La città della Leonessa punta sulla golosità: a Natale viene servita il Bossolà (o Bissolà), una ciambella fatta in casa. Inizialmente si utilizzava una pasta simile alla frolla, ora il Bossola si è raffinato, trasformandosi in un dolce a cinque impasti, realizzato con uova, farina e burro pregiato, ottenuto con panna da centrifuga.

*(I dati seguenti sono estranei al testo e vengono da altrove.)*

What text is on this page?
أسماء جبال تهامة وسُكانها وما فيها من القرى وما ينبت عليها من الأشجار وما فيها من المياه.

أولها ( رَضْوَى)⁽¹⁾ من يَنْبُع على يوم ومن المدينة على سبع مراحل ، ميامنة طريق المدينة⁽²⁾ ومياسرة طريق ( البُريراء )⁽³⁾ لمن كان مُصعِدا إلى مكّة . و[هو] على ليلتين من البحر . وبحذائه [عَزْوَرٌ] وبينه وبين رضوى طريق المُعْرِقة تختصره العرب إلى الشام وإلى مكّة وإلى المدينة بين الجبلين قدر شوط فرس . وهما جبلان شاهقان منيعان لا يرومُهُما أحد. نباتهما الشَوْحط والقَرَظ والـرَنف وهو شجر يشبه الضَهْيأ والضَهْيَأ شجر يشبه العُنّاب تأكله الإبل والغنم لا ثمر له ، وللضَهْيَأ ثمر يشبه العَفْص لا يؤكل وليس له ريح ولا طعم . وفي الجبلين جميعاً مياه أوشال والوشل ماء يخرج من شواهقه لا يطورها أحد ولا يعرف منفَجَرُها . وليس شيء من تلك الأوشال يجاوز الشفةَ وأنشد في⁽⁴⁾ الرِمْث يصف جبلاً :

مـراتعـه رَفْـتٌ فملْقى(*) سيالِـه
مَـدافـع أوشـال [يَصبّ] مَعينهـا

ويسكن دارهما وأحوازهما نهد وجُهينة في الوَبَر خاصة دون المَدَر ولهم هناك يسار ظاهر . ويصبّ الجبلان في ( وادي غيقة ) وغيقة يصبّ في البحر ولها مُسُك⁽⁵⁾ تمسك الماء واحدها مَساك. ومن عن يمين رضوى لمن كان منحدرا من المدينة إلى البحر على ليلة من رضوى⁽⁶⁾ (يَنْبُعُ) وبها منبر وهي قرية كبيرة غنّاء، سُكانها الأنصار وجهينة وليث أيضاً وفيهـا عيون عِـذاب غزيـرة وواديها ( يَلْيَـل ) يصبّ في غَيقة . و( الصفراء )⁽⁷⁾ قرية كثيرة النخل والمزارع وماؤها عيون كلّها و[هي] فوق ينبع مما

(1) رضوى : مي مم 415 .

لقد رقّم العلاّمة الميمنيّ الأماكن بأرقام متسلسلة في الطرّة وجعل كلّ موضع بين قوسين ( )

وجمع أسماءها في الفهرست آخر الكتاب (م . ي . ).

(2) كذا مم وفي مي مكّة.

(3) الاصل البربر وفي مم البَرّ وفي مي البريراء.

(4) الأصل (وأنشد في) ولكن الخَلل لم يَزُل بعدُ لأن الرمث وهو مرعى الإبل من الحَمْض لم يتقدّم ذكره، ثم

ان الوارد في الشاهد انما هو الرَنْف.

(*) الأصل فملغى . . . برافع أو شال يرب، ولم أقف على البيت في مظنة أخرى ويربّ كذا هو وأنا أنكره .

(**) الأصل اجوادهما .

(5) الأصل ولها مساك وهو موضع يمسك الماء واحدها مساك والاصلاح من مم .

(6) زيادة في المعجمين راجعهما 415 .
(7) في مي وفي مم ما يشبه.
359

Il nome deriverebbe da bés ‘mbesolàt, termine celtico che significa “serpente attorcigliato”. Il bossolà è una specialità anche del celebre pasticcere Iginio Massari.

Bergamo

Difficile individuare un dolce tipico natalizio a Bergamo: sulle tavole, però, compare spesso la torta Donizetti, dedicata al noto compositore bergamasco. Si tratta di una ciambella molto soffice, arricchita da ananas e albicocche candite. Va servita con una salsa a base di maraschino e vaniglia.

Lodi

E Lodi? Non lascia. Anzi, raddoppia. Da una parte c’è la Tortionata, una torta di mandorle, burro, farina e zucchero che – è vero – si produce tutto l’anno, ma a Natale ha uno dei suoi massimi periodi di splendore, grazie alle sue morbidezza e friabilità. Dall’altra c'è la crema di Lodi, fatta con mascarpone, zucchero e, se amate un twist in più, liquore, ottima da accompagnare al panettone.

Pavia

Se alcune carte rinvenute nell’archivio dell’Almo Collegio Borromeo assegnerebbero la paternità del panettone a Pavia e non a Milano, va detto che oggi il tipico dolce natalizio della zona è la Torta Paradiso, detta anche Turta Vigon (da Vigoni, il nome del pasticcere che conserva la ricetta originale). Burro, uova, farina, fecola e zucchero: questi gli ingredienti di un classico che non passa mai di moda.

Mantova

Qual è il legame fra Mantova e la Germania? Facile, il dolce tipico di Natale. Nella provincia più a sud della Lombardia, infatti, è d’abitudine chiudere il pranzo sotto l’albero con l’Anello di Monaco, parente del Kugelhupf tedesco. L’impasto è simile a quello del panettone, ma con un buco in mezzo e un glassatura di zucchero. 

Varese

Varese, forse per la sua prossimità con Milano, non ha un dolce tipico natalizio, anche se di recente ha fatto la sua comparsa, in provincia, il Pan da Saròn, antenato del panettone di 200 anni fa. I varesini si possono rifare all’Epifania, quando in tavola, a fine pasto, arrivano i tipici Cammelli di pasta sfoglia, omaggio ai Re Magi che proprio in groppa agli animali con le gobbe arrivarono il 6 gennaio a rendere omaggio a Gesù Bambino.